Pada Sabtu, 1 Oktober 2022, penggemar setia tim sepak bola Indonesia Arema FC mengambil alih Stadion Kanjuruhan, menantikan hiburan malam yang menyenangkan. Sayangnya, apa yang dimulai sebagai acara olahraga yang tidak bersalah menyebabkan kerusuhan mematikan yang menewaskan 125 orang.
Menurut Washington Post, para penggemar yang antusias menjadi geram setelah kemenangan mengejutkan tim lawan, Persibaya Surabaya, yang terus kalah melawan Arima FC. Akibatnya, membanjiri penggemar di lapangan, di mana mereka bertemu dengan gas air mata dan kekerasan fisik oleh petugas polisi. Dalam keadaan panik, banyak orang mulai saling menginjak-injak untuk melarikan diri dari stadion.
The Washington Post menyoroti pengalaman seorang penyintas kerusuhan muda, merinci bagaimana ia lolos dari stadion, menderita cedera kaki akibat gas air mata. Beberapa saksi lain berkomentar tentang bagaimana mereka bersentuhan dengan gas air mata, juga menyatakan bahwa mereka tidak menyadari bahwa hal-hal akan sampai ke titik itu dalam peristiwa yang begitu dramatis.

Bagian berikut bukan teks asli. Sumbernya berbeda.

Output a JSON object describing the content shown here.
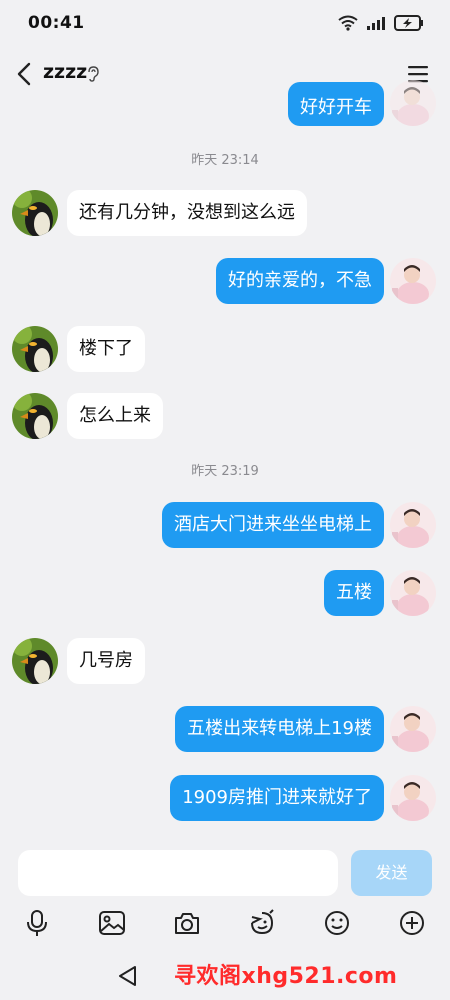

Meskipun fokus pada kerusuhan sepak bola, banyak yang mulai menarik perhatian mereka pada kekejaman yang dilakukan oleh petugas polisi.
Menurut Washington Post, kekerasan petugas polisi selama peristiwa semacam itu telah menjadi masalah yang berkelanjutan di Indonesia. Selama bertahun-tahun, para pengunjuk rasa telah mengalami kekerasan petugas polisi dari pemilihan kembali Presiden Joko Widodo hingga anak-anak yang menjadi sasaran tembakan selama demonstrasi mahasiswa yang terorganisir.
Selama ini polisi di Indonesia kembali membuat lelucon.
The Washington Post merinci bagaimana para ahli mencatat bahwa ada banyak petugas polisi yang menerima sedikit atau tidak sama sekali pelatihan tentang cara menangani orang banyak, dan banyak dari mereka ditempatkan dalam pertempuran militer.
Banyak dosen dan mahasiswa yang banyak berkomentar tentang perilaku polisi saat kerusuhan sepak bola.
Associate Professor of Economics Natalia Shelkova menyatakan bahwa sementara pelarian itu kacau, tindakan polisi sangat tidak profesional.
“Jelas bahwa kepemimpinan dan komunikasi mereka belum efektif,” kata Profesor Shelkova.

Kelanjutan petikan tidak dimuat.